Now the shake-up. First Vance & Hines announced that Jesse Janisch (above) will race their Harley XG750 in Production Twins. The Wisconsin rider stood in for the injured Gauthier at the final six rounds, scoring one win, two seconds and a third. Vance and Hines also said that Brandon Kitchen will ride a Husqvarna 450 for them in the Singles class.


We've written a lot of the rules changes, and the plan to combine AFT's two twins classes for 2023, and felt a lot of it was aimed at beckoning KTM into the twins classes. It worked. Wally Brown Racing, a team with a lot of four-wheeled experience, who have been running a Suzuki in Singles for a couple of seasons, announced they were running KTMs in Production Twins but didn't confirm a rider until this week, when they shared the news that 2020 AFT Production Twins champ, James Rispoli, will ride, and develop, the Duke 890-based racer.
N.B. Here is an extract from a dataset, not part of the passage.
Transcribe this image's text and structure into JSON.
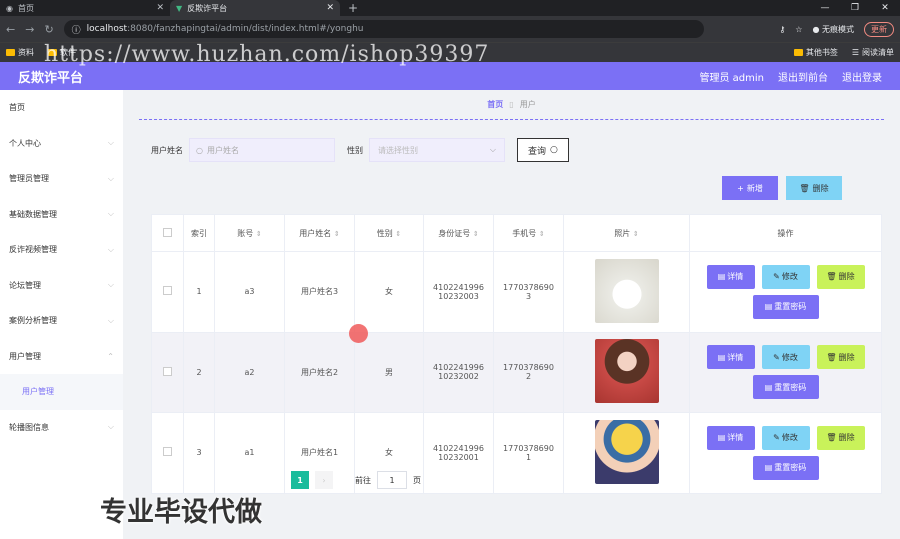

Rispoli won the 2020 title on a Harley, then moved into the SuperTwins class for '21 where he had a dismal season on the Milwaukee Twin with the Latus Motors team.


The KTM will have more power, and electronic riders aids, if required, at its disposal, but, as we all know, power alone isn't enough to regularly win dirt track races. Some readers have already told us that they think it's Rispoli's title to lose. We don't see it like that. We feel it'll be more of a research and development season for the combined twins class of 2023. That's not to say Rispoli can't win races this year. He definitely should be able to.


We have also been told that Cameron Smith will be back, full-time for 2022. Smith scored a podium and win, only for the triumph to be stripped when he subsequently failed a drug test.


Production Twins has become a class for wiley old(er) stagers, and the depth of the field has got a little stronger for 2022 with the full-time additions of Janisch and Rispoli, joining the likes of Johnny Lewis, Dan Bromley, and others, yet to be 100% confirmed.